Num dos momentos mais geniais da película, em razão de sua excentricidade acachapante, o casal pára numa sorveteria durante uma tempestade de neve: eles pedem duas enormes porções de sorvete, que obviamente não serão consumidas, por causa do frio em si e devido ao sobejo de edulcorantes. Como faço para receber a tua ajuda? O pretexto para desfazer-se das embalagens desencadeia a reviravolta mais inesperada do filme, quando a versão animada da alma de um porco (que sabemos ter sido consumido por larvas de moscas, num relato de Jake) surge diante de um homem nu, andando desolado pelos corredores de um ambiente multiplamente quadriculado. A essa altura do relato, ainda convém suplicarmos a audiência a este filme? Pelo sim, pelo não: vejam-no!
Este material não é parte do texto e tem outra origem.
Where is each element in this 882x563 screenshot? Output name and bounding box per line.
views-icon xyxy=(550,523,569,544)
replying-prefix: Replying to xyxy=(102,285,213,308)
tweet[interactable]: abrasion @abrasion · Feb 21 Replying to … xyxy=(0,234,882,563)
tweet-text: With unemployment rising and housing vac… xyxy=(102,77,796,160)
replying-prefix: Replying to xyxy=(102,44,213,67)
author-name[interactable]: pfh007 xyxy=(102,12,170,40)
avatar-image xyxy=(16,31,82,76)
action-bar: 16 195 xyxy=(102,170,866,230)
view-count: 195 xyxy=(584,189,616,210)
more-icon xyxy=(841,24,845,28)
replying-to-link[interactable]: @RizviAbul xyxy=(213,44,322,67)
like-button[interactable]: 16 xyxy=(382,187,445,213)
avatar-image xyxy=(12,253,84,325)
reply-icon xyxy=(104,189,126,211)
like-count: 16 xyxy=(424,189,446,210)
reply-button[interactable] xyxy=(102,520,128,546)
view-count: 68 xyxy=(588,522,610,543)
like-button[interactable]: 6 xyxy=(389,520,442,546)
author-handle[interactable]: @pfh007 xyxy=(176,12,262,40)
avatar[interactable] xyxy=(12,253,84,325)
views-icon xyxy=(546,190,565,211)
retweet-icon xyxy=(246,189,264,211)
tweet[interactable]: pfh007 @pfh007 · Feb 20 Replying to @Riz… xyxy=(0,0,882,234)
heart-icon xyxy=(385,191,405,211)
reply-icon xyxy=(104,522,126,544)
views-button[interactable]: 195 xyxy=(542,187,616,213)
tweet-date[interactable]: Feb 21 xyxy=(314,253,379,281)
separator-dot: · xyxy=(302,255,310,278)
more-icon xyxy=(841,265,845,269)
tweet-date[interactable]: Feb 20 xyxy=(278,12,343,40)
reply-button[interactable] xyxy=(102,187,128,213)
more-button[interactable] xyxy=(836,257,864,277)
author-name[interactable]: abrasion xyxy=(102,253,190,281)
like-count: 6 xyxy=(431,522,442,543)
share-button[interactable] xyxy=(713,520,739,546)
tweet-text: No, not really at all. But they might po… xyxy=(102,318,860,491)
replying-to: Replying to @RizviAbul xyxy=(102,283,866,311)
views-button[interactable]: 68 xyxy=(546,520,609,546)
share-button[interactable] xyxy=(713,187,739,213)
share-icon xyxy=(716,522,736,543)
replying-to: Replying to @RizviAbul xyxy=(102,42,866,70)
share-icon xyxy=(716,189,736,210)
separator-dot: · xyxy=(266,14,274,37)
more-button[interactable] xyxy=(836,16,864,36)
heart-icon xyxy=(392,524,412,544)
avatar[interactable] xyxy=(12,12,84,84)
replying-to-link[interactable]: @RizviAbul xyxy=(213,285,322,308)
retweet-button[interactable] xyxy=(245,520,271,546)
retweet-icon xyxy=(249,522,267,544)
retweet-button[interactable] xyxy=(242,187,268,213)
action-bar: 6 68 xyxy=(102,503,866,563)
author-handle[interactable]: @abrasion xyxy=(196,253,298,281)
Assistimos a uma obra que versa sobre a depressão? Ainda que não exclusivamente, sim! Este roteiro chama a atenção paras as mazelas afetivas que levam pessoas desesperadas a cometerem o suicídio? Com certeza! O título em primeira pessoa emula, de maneira original, a quebra de paradigmas confessionais, em que autor e narrativa confundem-se tematicamente? Definitivamente. Não por acaso, o que está lamuriado nas entrelinhas desse texto diz respeito a mim, personagem e escritor deste arremedo de resenha. Como diz a protagonista, “esse é o objetivo da poesia: a universalidade no específico”. Não é vergonha clamar por socorro: faço-o agora!